Le texte est ressorti du Palais Bourbon avec un déficit estimé à 19,4 milliards d’euros pour 2026, contre 17,5 milliards d’euros dans le projet de loi initial. Or, la commission des affaires sociales du Sénat rappelle que ce déficit contenu sous la barre des 20 milliards d’euros est rendu possible grâce au transfert à hauteur de 4,5 milliards d’euros de ressources de l’État, la compensation de la réforme des allègements généraux de cotisations qui devait revenir à la Sécu.

Le problème est simplement déplacé. « Tout est une question de présentation. Le déficit est plutôt autour de 24 milliards d’euros », rétorque Élisabeth Doineau, soit un niveau supérieur à celui de 2025. « Ce qu’il faudra regarder, c’est le déficit global État et Sécurité sociale.

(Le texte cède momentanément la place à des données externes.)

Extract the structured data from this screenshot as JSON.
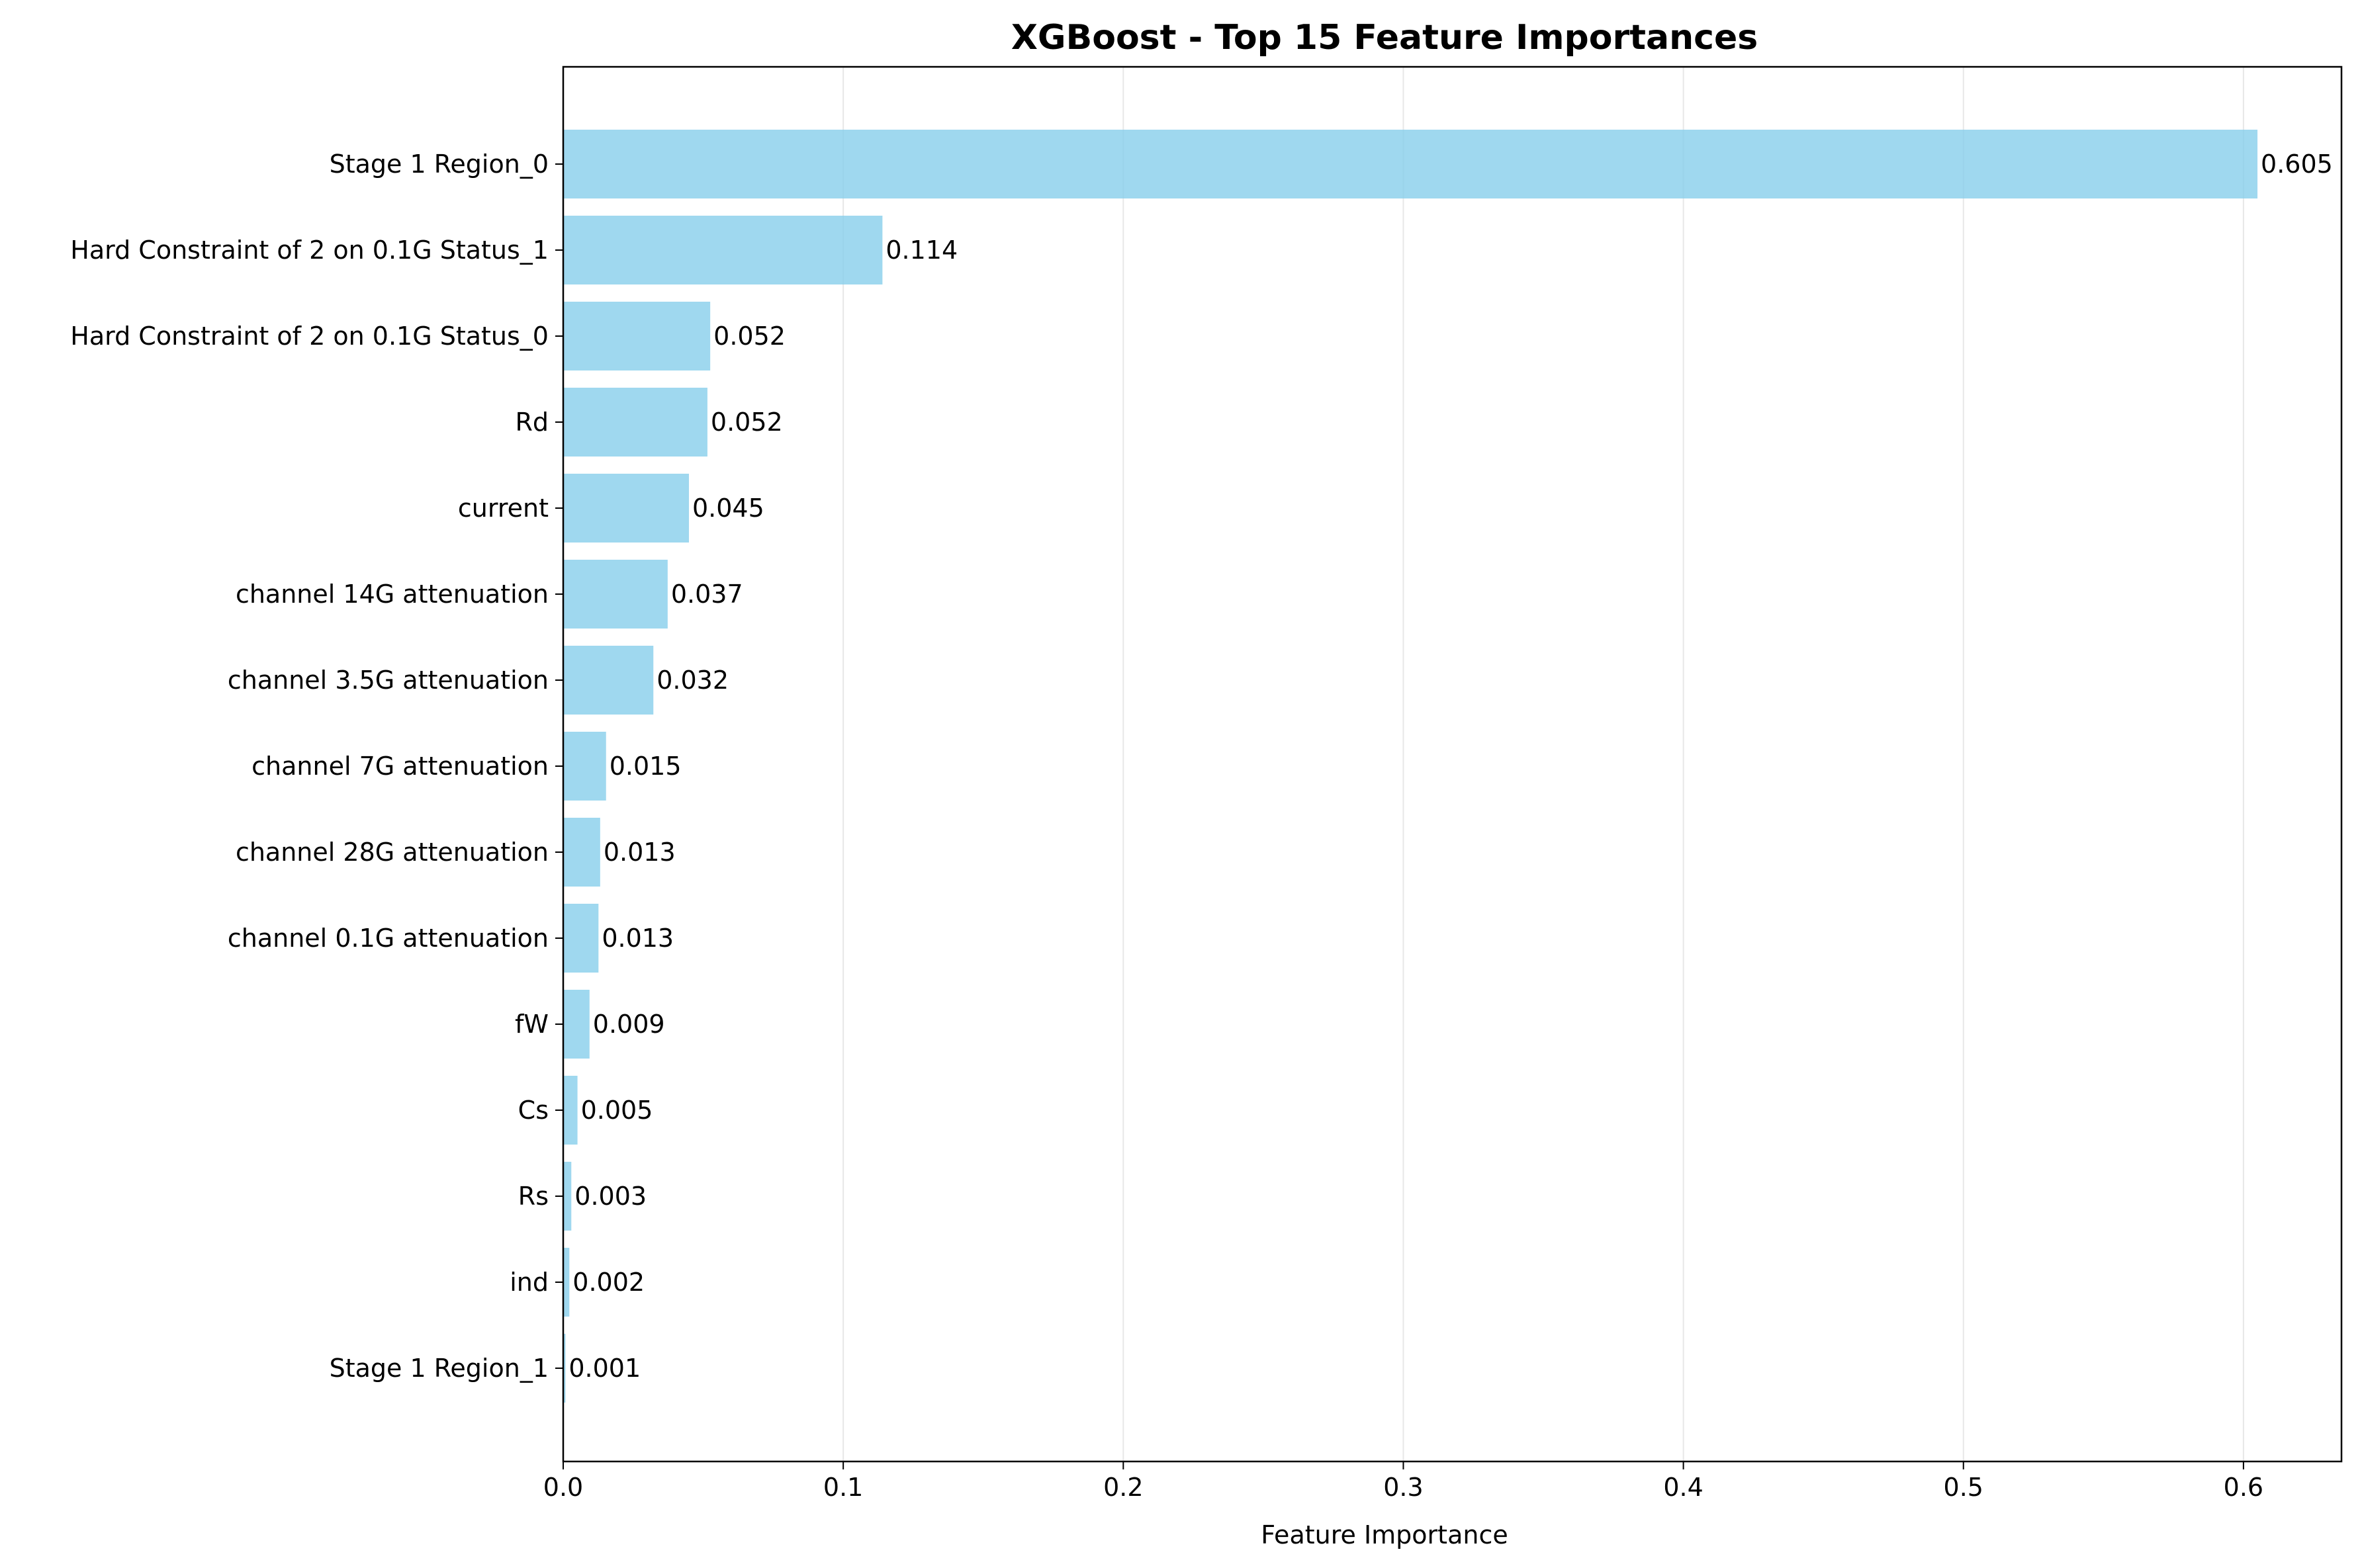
{
  "chart_data": {
    "type": "bar",
    "orientation": "horizontal",
    "title": "XGBoost - Top 15 Feature Importances",
    "xlabel": "Feature Importance",
    "ylabel": "",
    "xlim": [
      0,
      0.635
    ],
    "xticks": [
      0.0,
      0.1,
      0.2,
      0.3,
      0.4,
      0.5,
      0.6
    ],
    "xtick_labels": [
      "0.0",
      "0.1",
      "0.2",
      "0.3",
      "0.4",
      "0.5",
      "0.6"
    ],
    "grid": "x",
    "bar_color": "#87ceeb",
    "categories": [
      "Stage 1 Region_0",
      "Hard Constraint of 2 on 0.1G Status_1",
      "Hard Constraint of 2 on 0.1G Status_0",
      "Rd",
      "current",
      "channel 14G attenuation",
      "channel 3.5G attenuation",
      "channel 7G attenuation",
      "channel 28G attenuation",
      "channel 0.1G attenuation",
      "fW",
      "Cs",
      "Rs",
      "ind",
      "Stage 1 Region_1"
    ],
    "values": [
      0.605,
      0.114,
      0.0525,
      0.0515,
      0.0449,
      0.0373,
      0.0322,
      0.0153,
      0.0132,
      0.0126,
      0.0094,
      0.0051,
      0.0029,
      0.0022,
      0.0008
    ],
    "data_labels": [
      "0.605",
      "0.114",
      "0.052",
      "0.052",
      "0.045",
      "0.037",
      "0.032",
      "0.015",
      "0.013",
      "0.013",
      "0.009",
      "0.005",
      "0.003",
      "0.002",
      "0.001"
    ]
  }
}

Et on verra effectivement qu’on va dans le mur et qu’on met le pied sur l’accélérateur. On obère l’avenir des générations futures », condamne la parlementaire. Si le texte sénatorial avait bénéficié du même transfert, le déficit affiché aurait été de 14,6 milliards d’euros.

La droite a également eu des mots durs à l’égard du projet de loi amendé par l’Assemblée nationale. Le président des Républicains Bruno Retailleau a dénoncé « un budget qui n’est pas bon pour la France ».